The systems running older applications may need an overhaul too, if they're based on mainframes and proprietary Unix platforms. Most virtualized environments, including private clouds, are geared to run on x86-based systems. Also, in a virtualized environment, you generally don't know exactly where an application is running at any given time. Because most legacy applications are tied to a specific platform, running them in a private cloud will often require re-architecting them.
Divorcing applications from the hardware is a hallmark of clouds, including private clouds. In a traditional data center, you might have 10 servers running billing applications, and five other servers running customer data apps. But with a private cloud, it's not known ahead of time which servers will run which specific applications. The applications run on whichever servers have free cycles at the time the apps need to run.

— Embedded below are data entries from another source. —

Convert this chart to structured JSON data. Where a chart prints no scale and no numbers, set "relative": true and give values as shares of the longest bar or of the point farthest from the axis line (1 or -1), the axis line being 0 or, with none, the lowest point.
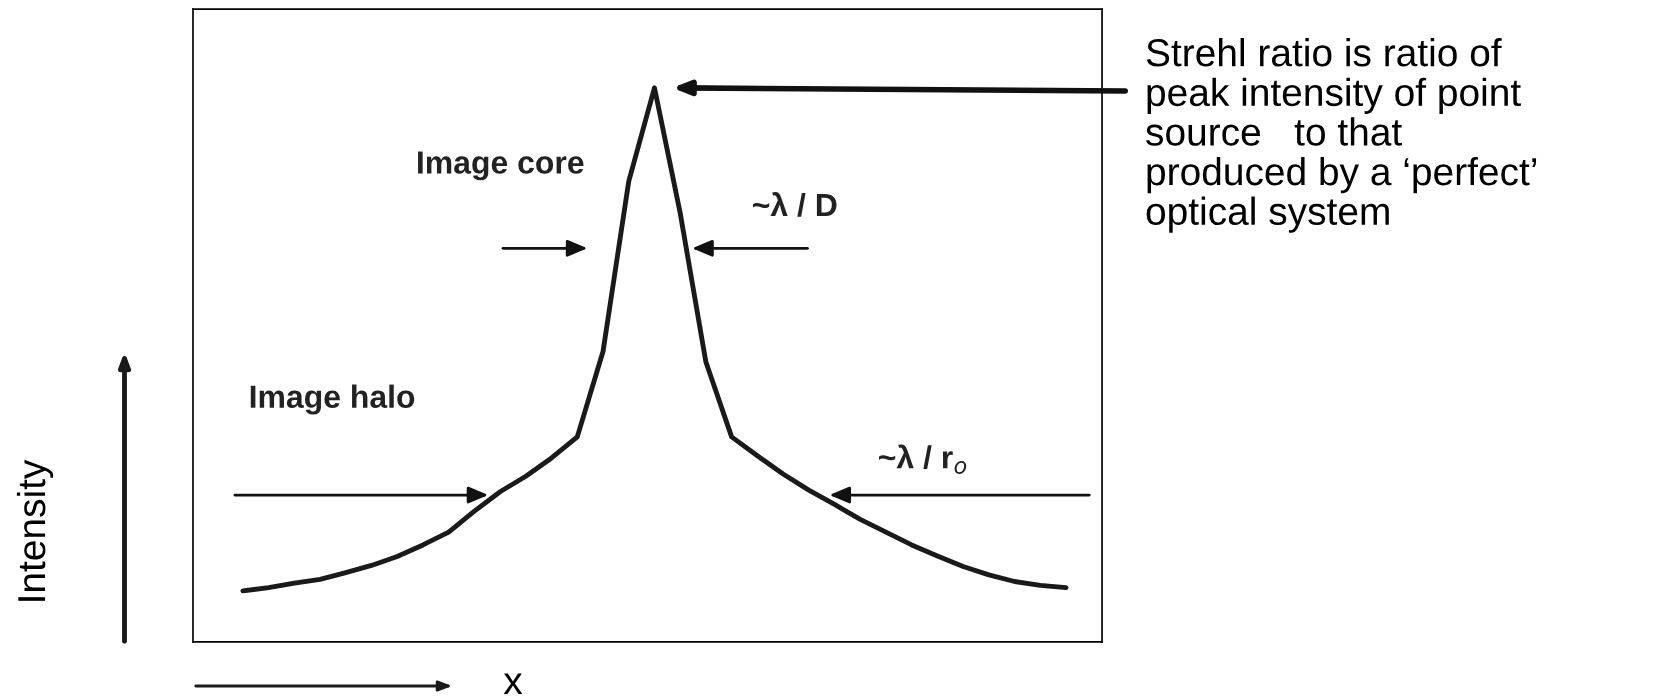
{
  "chart_data": {
    "type": "line",
    "relative": true,
    "categories": [
      null,
      null,
      null,
      null,
      null,
      null,
      null,
      null,
      null,
      null,
      null,
      null,
      null,
      null,
      null,
      null,
      null,
      null,
      null,
      null,
      null,
      null,
      null,
      null,
      null,
      null,
      null,
      null,
      null,
      null,
      null,
      null,
      null
    ],
    "series": [
      {
        "color": "#1a1a1a",
        "values": [
          0.092,
          0.098,
          0.106,
          0.113,
          0.125,
          0.138,
          0.154,
          0.175,
          0.198,
          0.236,
          0.271,
          0.299,
          0.332,
          0.37,
          0.524,
          0.831,
          1,
          0.774,
          0.505,
          0.37,
          0.336,
          0.303,
          0.274,
          0.248,
          0.221,
          0.198,
          0.175,
          0.155,
          0.136,
          0.121,
          0.109,
          0.102,
          0.098
        ]
      }
    ],
    "xlabel": "x",
    "ylabel": "Intensity",
    "annotations": [
      "Image core",
      "Image halo",
      "~λ / D",
      "~λ / r$_{o}$",
      "Strehl ratio is ratio of\npeak intensity of point\nsource   to that\nproduced by a ‘perfect’\noptical system"
    ]
  }
}
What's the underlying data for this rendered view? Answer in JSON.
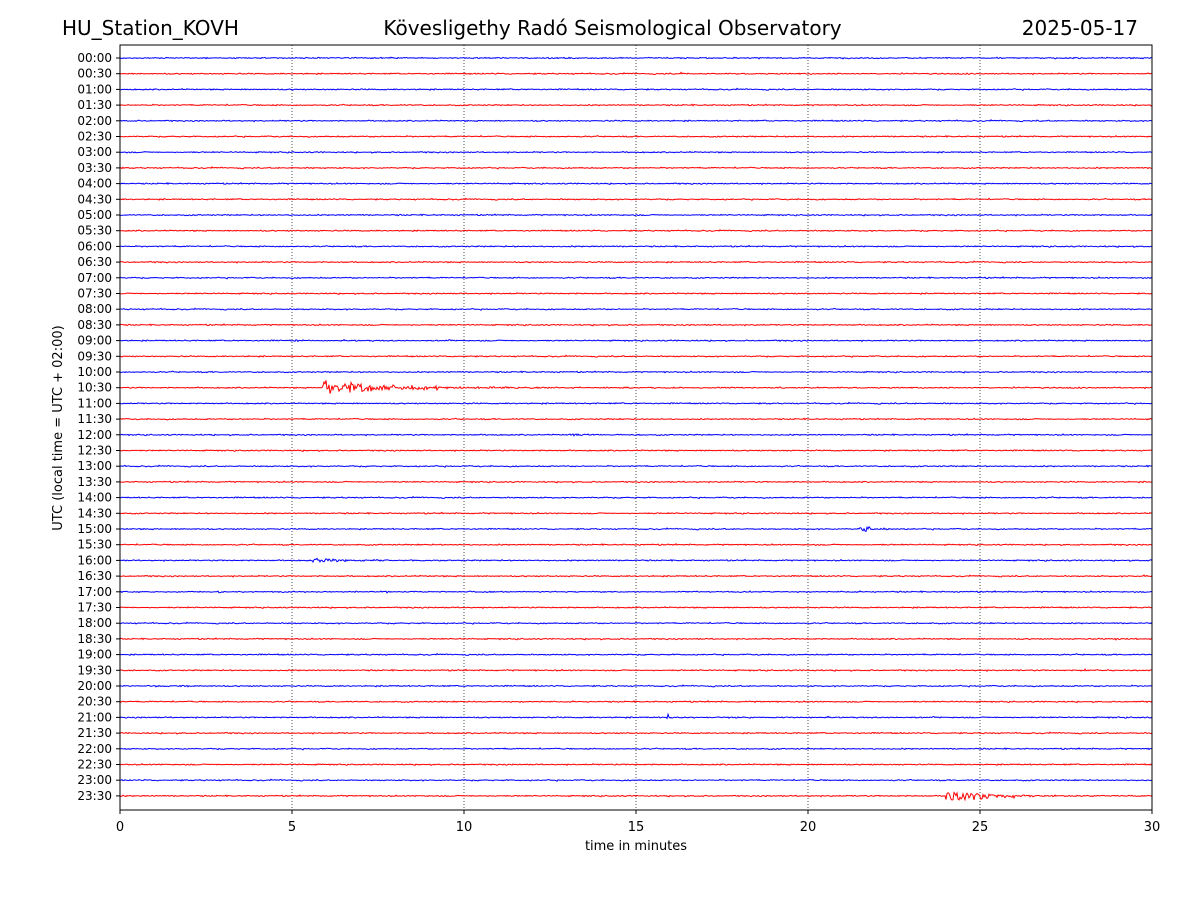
{
  "header": {
    "station": "HU_Station_KOVH",
    "observatory": "Kövesligethy Radó Seismological Observatory",
    "date": "2025-05-17"
  },
  "chart_data": {
    "type": "line",
    "title": "Kövesligethy Radó Seismological Observatory",
    "xlabel": "time in minutes",
    "ylabel": "UTC (local time = UTC + 02:00)",
    "xlim": [
      0,
      30
    ],
    "xticks": [
      0,
      5,
      10,
      15,
      20,
      25,
      30
    ],
    "x_grid": "vertical dotted lines at each 5-minute tick",
    "row_labels": [
      "00:00",
      "00:30",
      "01:00",
      "01:30",
      "02:00",
      "02:30",
      "03:00",
      "03:30",
      "04:00",
      "04:30",
      "05:00",
      "05:30",
      "06:00",
      "06:30",
      "07:00",
      "07:30",
      "08:00",
      "08:30",
      "09:00",
      "09:30",
      "10:00",
      "10:30",
      "11:00",
      "11:30",
      "12:00",
      "12:30",
      "13:00",
      "13:30",
      "14:00",
      "14:30",
      "15:00",
      "15:30",
      "16:00",
      "16:30",
      "17:00",
      "17:30",
      "18:00",
      "18:30",
      "19:00",
      "19:30",
      "20:00",
      "20:30",
      "21:00",
      "21:30",
      "22:00",
      "22:30",
      "23:00",
      "23:30"
    ],
    "trace_colors": [
      "#0000ff",
      "#ff0000"
    ],
    "background_noise_amplitude": 0.06,
    "events": [
      {
        "row": "10:30",
        "start_min": 5.9,
        "duration_min": 6.5,
        "amplitude": 0.95
      },
      {
        "row": "15:00",
        "start_min": 21.5,
        "duration_min": 1.3,
        "amplitude": 0.5
      },
      {
        "row": "16:00",
        "start_min": 5.6,
        "duration_min": 3.8,
        "amplitude": 0.25
      },
      {
        "row": "12:00",
        "start_min": 13.0,
        "duration_min": 2.5,
        "amplitude": 0.15
      },
      {
        "row": "21:00",
        "start_min": 15.9,
        "duration_min": 0.6,
        "amplitude": 0.3
      },
      {
        "row": "23:30",
        "start_min": 24.0,
        "duration_min": 4.0,
        "amplitude": 0.8
      },
      {
        "row": "00:30",
        "start_min": 16.3,
        "duration_min": 0.9,
        "amplitude": 0.15
      },
      {
        "row": "19:30",
        "start_min": 27.9,
        "duration_min": 0.6,
        "amplitude": 0.18
      },
      {
        "row": "18:30",
        "start_min": 28.9,
        "duration_min": 0.3,
        "amplitude": 0.15
      },
      {
        "row": "20:30",
        "start_min": 10.2,
        "duration_min": 0.3,
        "amplitude": 0.2
      },
      {
        "row": "16:30",
        "start_min": 29.7,
        "duration_min": 0.3,
        "amplitude": 0.2
      },
      {
        "row": "09:00",
        "start_min": 5.0,
        "duration_min": 0.6,
        "amplitude": 0.15
      }
    ]
  }
}
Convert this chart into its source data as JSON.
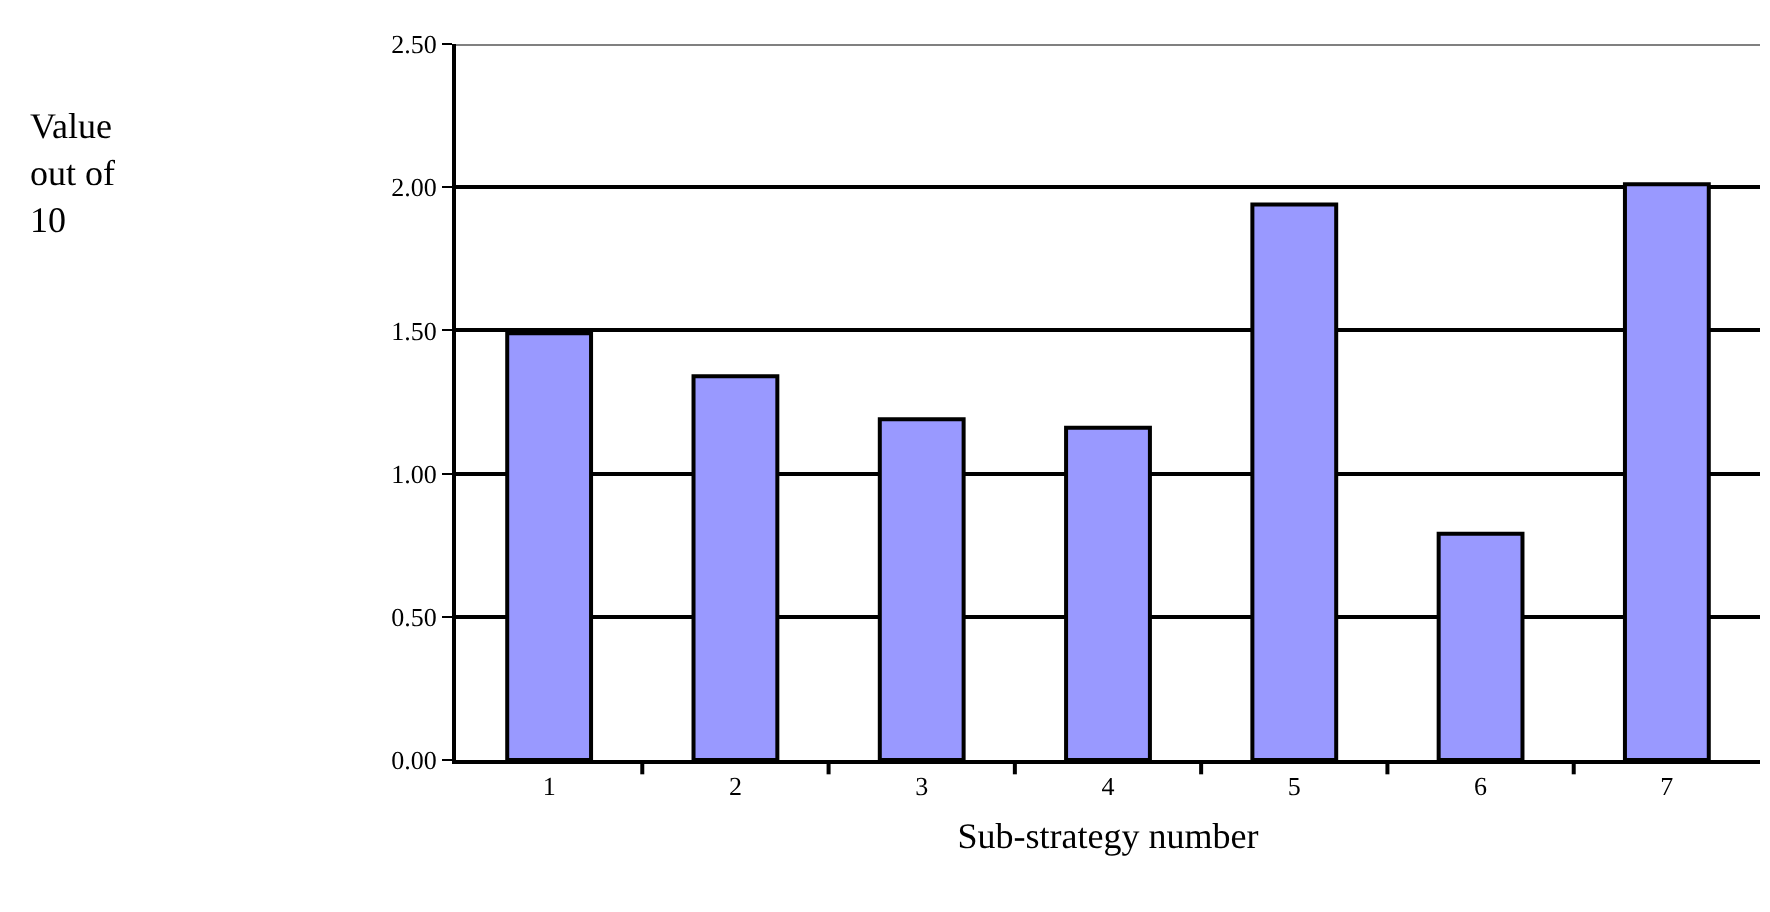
{
  "chart_data": {
    "type": "bar",
    "xlabel": "Sub-strategy number",
    "annotations": [
      "Value out of 10"
    ],
    "categories": [
      "1",
      "2",
      "3",
      "4",
      "5",
      "6",
      "7"
    ],
    "values": [
      1.49,
      1.34,
      1.19,
      1.16,
      1.94,
      0.79,
      2.01
    ],
    "color": "#9999ff",
    "ylim": [
      0,
      2.5
    ],
    "yticks": [
      {
        "value": 0,
        "label": "0.00"
      },
      {
        "value": 0.5,
        "label": "0.50"
      },
      {
        "value": 1,
        "label": "1.00"
      },
      {
        "value": 1.5,
        "label": "1.50"
      },
      {
        "value": 2,
        "label": "2.00"
      },
      {
        "value": 2.5,
        "label": "2.50"
      }
    ],
    "grid": "y"
  }
}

Private clouds involve two groups of people: the IT operations staff and the business users who want to run applications. A private cloud gives business users the opportunity to quickly provision a server and run an application when they want to, without human intervention.
The IT operations staffers have to make sure that sufficient resources are available for the type of on-demand computing that business users have heard is available with public clouds, and that usually means that the wait for user-requested resources is minutes, not days. Anything short of this, and end users won't be happy.